_______________________________________
~{Minho}~
_______________________________________
Uyandığımda başımda Chan ve Hyunjin vardı. Başım feci şekilde ağrıyordu. Hyunjin telaşla yanıma gelip elimi tutmuştu.
"Minho noldu? Çok korktuk."
"Korkmayın anlatacağım. Ama Felix nerede?"
Hyunjin tam konuşacakken Felix hastane odasına girmişti. Koşarak üstüme geliyordu.
"Abi! Uyanmışsın."
Gülümseyerek sarılmasına izin verdim. Yorgun bedenimi sımsıkı sarıyordu.
"Ne oldu abi?"
Derin nefes aldım. Nefes almam bile başıma feci derecede ağrılar girmesine sebep oluyordu. Meraklı bir şekilde bana bakan arkadaşlarımı ve kardeşimi daha fazla bekletmeden cümlemi toparlamayı denedim.
"Aslına bakılırsa ne olduğunu bende bilmiyorum. Bir anda gözlerim karardı. En son Jisung'un başımda olduğunu hatırlıyorum."
"Bize senin bayıldığını Jisung söyledi zaten."

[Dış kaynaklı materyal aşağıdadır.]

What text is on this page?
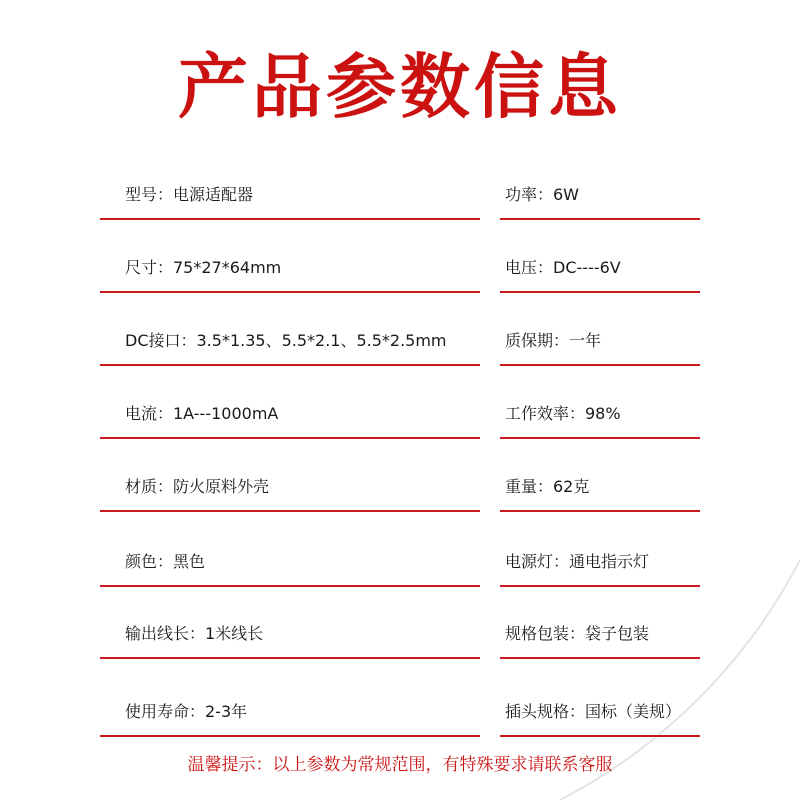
产品参数信息
型号：电源适配器	功率：6W
尺寸：75*27*64mm	电压：DC----6V
DC接口：3.5*1.35、5.5*2.1、5.5*2.5mm	质保期：一年
电流：1A---1000mA	工作效率：98%
材质：防火原料外壳	重量：62克
颜色：黑色	电源灯：通电指示灯
输出线长：1米线长	规格包装：袋子包装
使用寿命：2-3年	插头规格：国标（美规）
温馨提示：以上参数为常规范围，有特殊要求请联系客服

Chan düşünceli çıkan sesiyle yüzüme bakmadan söylemişti. Bir şey olmuş olmalıydı. Ne olduğunu Chan'a soracaktım. Ama şimdilik hastaneden taburcu olmayı beklemeliydim. Hastanelerden her zaman nefret etmişimdir.
Beraber şirket hakkında konuşmaya başladık. Sohbetimizin harareti gittikçe artarken telefon çalmıştı. Chan ve Hyunjin gelen telefonla şirkete gitmek zorunda kalmışlardı. Felix ve bende küçük hastane odasında yalnız kalınca konuşmaya başladık. Abisi olarak onu en iyi ben tanırdım. Bana anlatmak istediği bir şeyler vardı. Sanki anlatmadan önce belli etmeye çalışıyor gibiydi. Ne zaman bir şey anlatmak isteyip çekinse ona güven vermek için elini tutardım. Yine öyle yaptım. Sımsıkı bir şekilde elini tuttum.
O da anlatacağını göstererek derin bir nefes aldı. Çekiniyordu.
"Abi..."
"Hadi anlat. Seni senden iyi tanıyorum. Çekinme. Sen çocuk değilsin Felix. Kendin için en iyi olanı zaten sen biliyorsun. Aldığın her kararda arkandayım. Şimdi hiç kuşkulanmadan anlat lütfen."
Gülümsedi ve terlediğini varsaydığım ellerini kot pantolonuna sildi. Onun rahatladığını görmek bana tekrardan ne kadar iyi bir abi olduğumu hatırlatmıştı.
"Abi ben boks kulübüne gitmeye karar verdim. Hatta başladım."
Konuşurken gözleri ellerindeydi. Parmakları ile oynuyordu. Onu tekrar neşelendirmek ve güven vermek için elimi omzuna koydum ve küçük bedenini kendime çekerek sımsıkı sarıldım.
"Dinle Felix. Büyüdün. Büyüyorsun. Olgunlaştın. Seni annen ve baban büyütmedi. Çünkü annemiz ve babamız bizim çok güçlü olmamızı istediler. Onlara göre bizi böyle yetiştirmek en doğrusuydu. Ama ben bu şekilde yetişmek yerine güçsüz olmayı tercih ederdim. Bu zamana kadar annem ve babam bizi dinlememiş olabilir. Ama ben senin hep yanındayım. Eğer bir karar alıyorsan ve tereddüt ediyorsan bana sorabilirsin. Fakat annem ve babamın bize her zaman anlattıkları şey aslında kendimiz için en doğru şeyi kendimiz bildiğimizdi. Ve bu çok doğru kardeşim. Neden bunu istedin bilmiyorum ama arkandayım. Sen çok akıllı bir yetişkin olacaksın kardeşim."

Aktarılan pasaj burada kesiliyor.